The ant’s uncle jammed his crushed silk hat down over his eyes, picked up a big switch and went to find the children. He walked and walked until he came to a place where a whole lot of men and women were sitting in a circle while the mosquitos ate them. The men and women were eating pickles and dry sandwiches and trying to look happy. Uncle Benjamin hurried down the middle of the tablecloth, calling, “Children, children,” at the top of his voice. Everywhere he went he met some of those miserable little children who had run away from their own picnic. He found them sitting on the edge of a sponge cake dangling their feet and kicking holes in the icing. They were perched on loaves of bread and up on top of a plate of sliced ham, they were playing hide and seek. Some of them had climbed up into a great big tin reservoir.
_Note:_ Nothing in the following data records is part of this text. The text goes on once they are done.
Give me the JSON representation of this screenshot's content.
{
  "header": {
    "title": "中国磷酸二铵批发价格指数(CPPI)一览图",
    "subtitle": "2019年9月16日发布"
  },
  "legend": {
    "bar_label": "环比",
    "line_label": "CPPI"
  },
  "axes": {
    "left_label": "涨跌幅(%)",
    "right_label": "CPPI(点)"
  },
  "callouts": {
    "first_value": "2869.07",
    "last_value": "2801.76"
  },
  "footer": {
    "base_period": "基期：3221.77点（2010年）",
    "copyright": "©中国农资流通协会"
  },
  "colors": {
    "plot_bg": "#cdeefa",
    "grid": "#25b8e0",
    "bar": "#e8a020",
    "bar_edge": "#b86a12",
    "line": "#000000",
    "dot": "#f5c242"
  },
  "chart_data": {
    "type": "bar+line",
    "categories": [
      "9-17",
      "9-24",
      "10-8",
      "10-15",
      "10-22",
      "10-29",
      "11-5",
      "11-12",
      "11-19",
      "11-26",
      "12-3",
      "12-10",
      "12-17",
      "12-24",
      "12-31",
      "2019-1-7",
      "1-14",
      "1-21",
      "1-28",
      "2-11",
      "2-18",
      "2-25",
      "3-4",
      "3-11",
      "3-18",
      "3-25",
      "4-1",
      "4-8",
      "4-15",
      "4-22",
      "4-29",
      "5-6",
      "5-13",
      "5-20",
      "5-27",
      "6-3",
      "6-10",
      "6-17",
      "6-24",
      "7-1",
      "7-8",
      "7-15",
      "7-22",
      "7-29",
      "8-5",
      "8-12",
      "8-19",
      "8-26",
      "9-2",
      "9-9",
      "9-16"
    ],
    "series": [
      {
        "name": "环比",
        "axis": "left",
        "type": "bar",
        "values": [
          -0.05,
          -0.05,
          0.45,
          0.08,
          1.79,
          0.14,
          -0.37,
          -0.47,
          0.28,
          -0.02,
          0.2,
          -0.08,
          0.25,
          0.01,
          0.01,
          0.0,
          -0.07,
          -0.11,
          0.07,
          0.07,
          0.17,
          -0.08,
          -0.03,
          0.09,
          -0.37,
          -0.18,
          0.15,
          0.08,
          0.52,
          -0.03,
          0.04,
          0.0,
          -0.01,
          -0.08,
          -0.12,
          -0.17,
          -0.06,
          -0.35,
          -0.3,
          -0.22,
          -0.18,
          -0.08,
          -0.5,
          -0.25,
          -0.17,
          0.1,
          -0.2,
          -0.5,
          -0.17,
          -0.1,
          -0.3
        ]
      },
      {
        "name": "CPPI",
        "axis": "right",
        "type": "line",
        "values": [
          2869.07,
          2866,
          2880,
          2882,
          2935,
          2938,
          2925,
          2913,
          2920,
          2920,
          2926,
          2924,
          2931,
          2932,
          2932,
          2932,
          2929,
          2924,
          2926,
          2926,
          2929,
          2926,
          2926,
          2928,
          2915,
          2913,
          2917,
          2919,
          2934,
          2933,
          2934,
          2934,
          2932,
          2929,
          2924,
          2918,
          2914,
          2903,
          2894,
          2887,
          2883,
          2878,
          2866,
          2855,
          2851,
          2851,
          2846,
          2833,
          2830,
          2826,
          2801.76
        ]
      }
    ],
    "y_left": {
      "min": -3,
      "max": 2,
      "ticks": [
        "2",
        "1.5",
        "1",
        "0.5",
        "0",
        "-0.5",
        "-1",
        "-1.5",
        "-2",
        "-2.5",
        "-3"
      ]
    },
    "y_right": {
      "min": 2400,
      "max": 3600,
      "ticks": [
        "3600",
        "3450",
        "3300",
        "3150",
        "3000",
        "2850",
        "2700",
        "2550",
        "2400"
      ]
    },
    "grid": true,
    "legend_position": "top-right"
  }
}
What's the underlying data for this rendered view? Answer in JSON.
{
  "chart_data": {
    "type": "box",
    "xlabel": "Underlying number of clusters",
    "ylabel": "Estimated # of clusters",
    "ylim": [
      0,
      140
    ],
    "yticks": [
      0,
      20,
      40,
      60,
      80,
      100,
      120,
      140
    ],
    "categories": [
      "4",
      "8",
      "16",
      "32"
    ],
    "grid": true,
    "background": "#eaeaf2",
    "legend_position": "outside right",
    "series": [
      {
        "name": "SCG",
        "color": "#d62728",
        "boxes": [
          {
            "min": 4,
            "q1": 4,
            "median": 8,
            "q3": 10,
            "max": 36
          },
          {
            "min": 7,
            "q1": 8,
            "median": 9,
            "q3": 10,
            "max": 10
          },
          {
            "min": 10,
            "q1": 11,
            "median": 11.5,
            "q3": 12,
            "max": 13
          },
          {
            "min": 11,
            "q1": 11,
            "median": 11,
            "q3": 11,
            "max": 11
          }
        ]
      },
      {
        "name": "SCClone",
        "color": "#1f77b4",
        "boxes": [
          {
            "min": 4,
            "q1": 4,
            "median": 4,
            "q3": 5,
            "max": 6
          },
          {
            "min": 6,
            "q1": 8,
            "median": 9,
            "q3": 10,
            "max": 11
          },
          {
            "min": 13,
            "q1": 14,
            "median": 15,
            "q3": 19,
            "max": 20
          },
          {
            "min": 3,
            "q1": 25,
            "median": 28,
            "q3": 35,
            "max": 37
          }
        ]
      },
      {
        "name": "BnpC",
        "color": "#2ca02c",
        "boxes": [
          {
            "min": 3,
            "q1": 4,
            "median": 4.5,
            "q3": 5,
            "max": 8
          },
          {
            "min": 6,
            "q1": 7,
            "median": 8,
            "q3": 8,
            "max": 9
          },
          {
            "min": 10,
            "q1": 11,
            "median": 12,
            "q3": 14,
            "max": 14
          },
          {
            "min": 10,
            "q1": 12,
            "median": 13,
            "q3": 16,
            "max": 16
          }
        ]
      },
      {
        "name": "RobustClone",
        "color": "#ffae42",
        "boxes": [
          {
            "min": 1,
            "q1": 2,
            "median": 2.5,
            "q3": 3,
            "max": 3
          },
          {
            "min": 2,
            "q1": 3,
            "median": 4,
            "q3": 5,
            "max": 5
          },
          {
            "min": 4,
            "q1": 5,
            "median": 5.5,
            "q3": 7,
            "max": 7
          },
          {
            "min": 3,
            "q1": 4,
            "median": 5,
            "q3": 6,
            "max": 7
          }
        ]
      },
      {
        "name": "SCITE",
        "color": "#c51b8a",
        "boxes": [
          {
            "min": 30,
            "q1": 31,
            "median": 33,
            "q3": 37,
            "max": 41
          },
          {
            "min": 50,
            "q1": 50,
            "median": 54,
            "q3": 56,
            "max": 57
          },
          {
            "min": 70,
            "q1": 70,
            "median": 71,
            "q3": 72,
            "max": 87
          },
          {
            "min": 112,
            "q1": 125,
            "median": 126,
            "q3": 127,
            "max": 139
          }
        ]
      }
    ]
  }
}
There were all their clothes on the edge and they were having a swim.
“Didn’t I tell you not to go near the water?” asked Uncle Benjamin, shaking his switch. “Now, where do I find you?”
“It isn’t water,” said all the children ants; “it’s lemonade.”
It took the ant’s uncle more than an hour to get all the children together.
“Why don’t you come away from here?” he said. “Don’t you hear all the men and women talking and saying that it would be such a delightful place here if it were not for those miserable ants?”